Tarzan is captured by the Romans and must fight to regain his freedom, but he must also help bring freedom to the city.

“Tarzan and the Olympiads” is a not-very compelling installment of this 1976 Filmation Saturday morning series. All the elements present here we have seen in episodes before, and handled better, too. We get a lost city, for example, that apes some other famous historical time period in human civilization, (The Roman Empire) and we also get the young people that must be freed from captivity. Finally, we encounter the evil tyrant, Cronos, who resists change.

The only fresh angle is the fact that physical or athletic games form the centerpiece of this particular civilization. Athletes prove their worth by competing in the pole vault, the long jump, spear throwing (!) and foot races. Naturally, Tarzan is well-equipped to win in all those events, and thus challenge Cronos. In fact, he saves Cronos from a crocodile during one athletic event.

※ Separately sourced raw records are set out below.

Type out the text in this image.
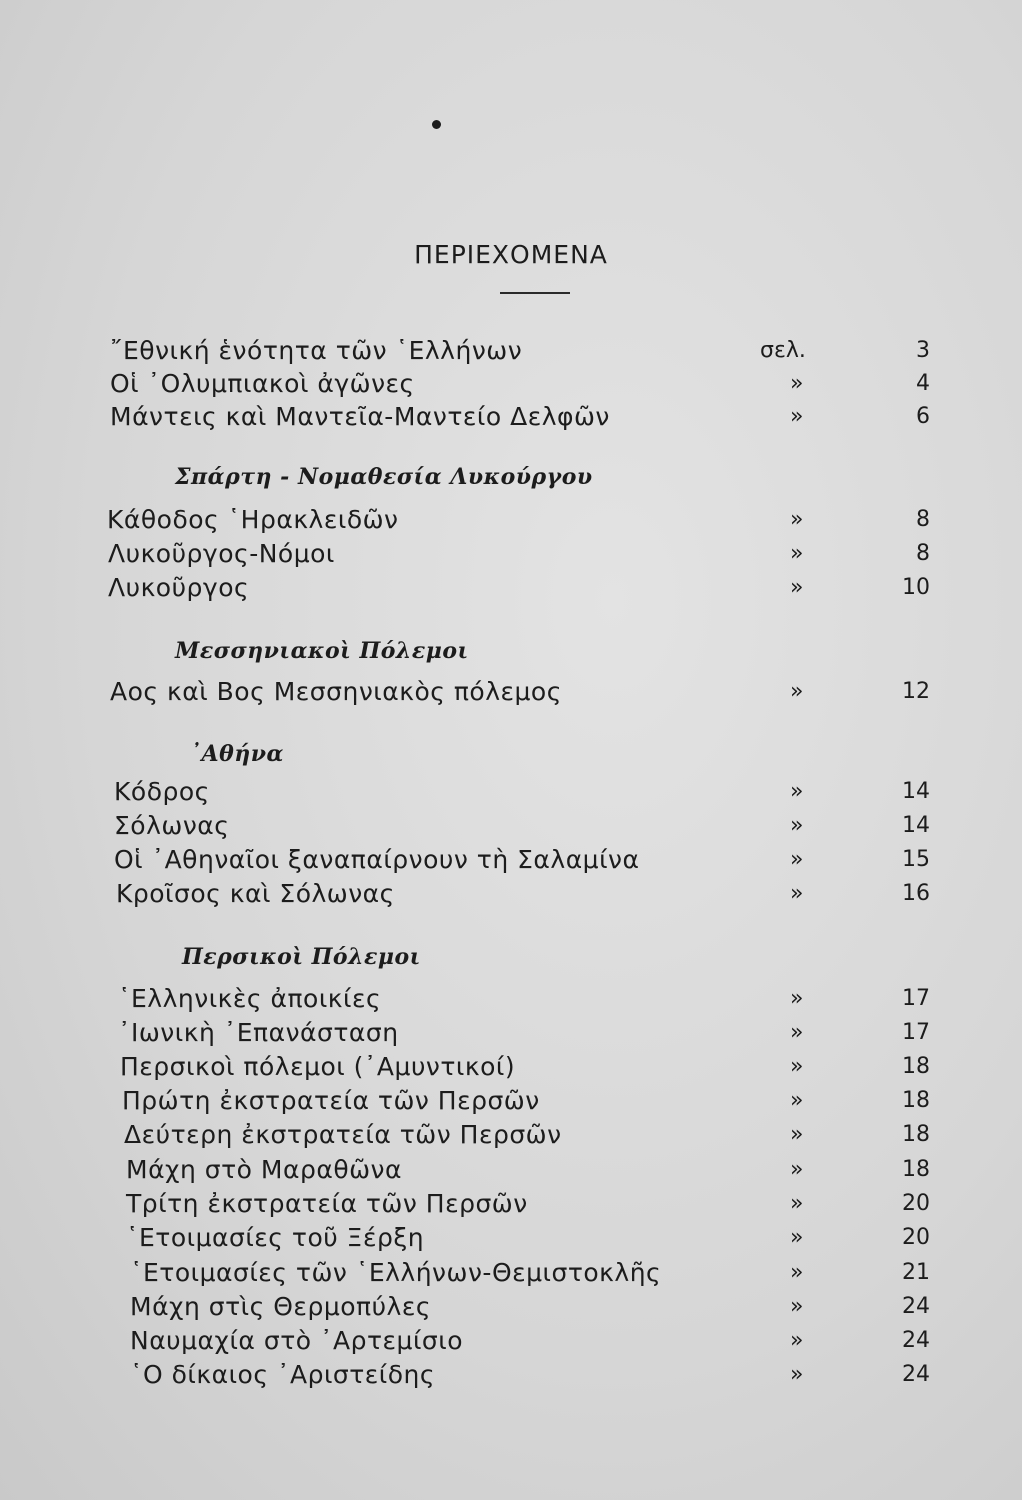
ΠΕΡΙΕΧΟΜΕΝΑ
῎Εθνική ἑνότητα τῶν ῾Ελλήνων	σελ.	3
Οἱ ᾽Ολυμπιακοὶ ἀγῶνες	»	4
Μάντεις καὶ Μαντεῖα-Μαντείο Δελφῶν	»	6
Σπάρτη - Νομαθεσία Λυκούργου
Κάθοδος ῾Ηρακλειδῶν	»	8
Λυκοῦργος-Νόμοι	»	8
Λυκοῦργος	»	10
Μεσσηνιακοὶ Πόλεμοι
Αος καὶ Βος Μεσσηνιακὸς πόλεμος	»	12
᾽Αθήνα
Κόδρος	»	14
Σόλωνας	»	14
Οἱ ᾽Αθηναῖοι ξαναπαίρνουν τὴ Σαλαμίνα	»	15
Κροῖσος καὶ Σόλωνας	»	16
Περσικοὶ Πόλεμοι
῾Ελληνικὲς ἀποικίες	»	17
᾽Ιωνικὴ ᾽Επανάσταση	»	17
Περσικοὶ πόλεμοι (᾽Αμυντικοί)	»	18
Πρώτη ἐκστρατεία τῶν Περσῶν	»	18
Δεύτερη ἐκστρατεία τῶν Περσῶν	»	18
Μάχη στὸ Μαραθῶνα	»	18
Τρίτη ἐκστρατεία τῶν Περσῶν	»	20
῾Ετοιμασίες τοῦ Ξέρξη	»	20
῾Ετοιμασίες τῶν ῾Ελλήνων-Θεμιστοκλῆς	»	21
Μάχη στὶς Θερμοπύλες	»	24
Ναυμαχία στὸ ᾽Αρτεμίσιο	»	24
῾Ο δίκαιος ᾽Αριστείδης	»	24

What’s weird here is that the city appears to have no women in it all. This fact adds a whole other subtext to the installment. It’s all about half-naked men and their acts of physical prowess. I’m not saying there’s a problem with that, or that this subtext was intentional, just that the total lack of females on screen encourages a different reading of the tale. And it’s a little strange too.  Someone has to be giving birth to the children, right? Wouldn't the women have to compete in games too?

“Tarzan and the Olympiads” ends, naturally, with Tarzan victorious and Cronos changing his ways. “We must stop conquering and staring caring,” is the message for audience at home.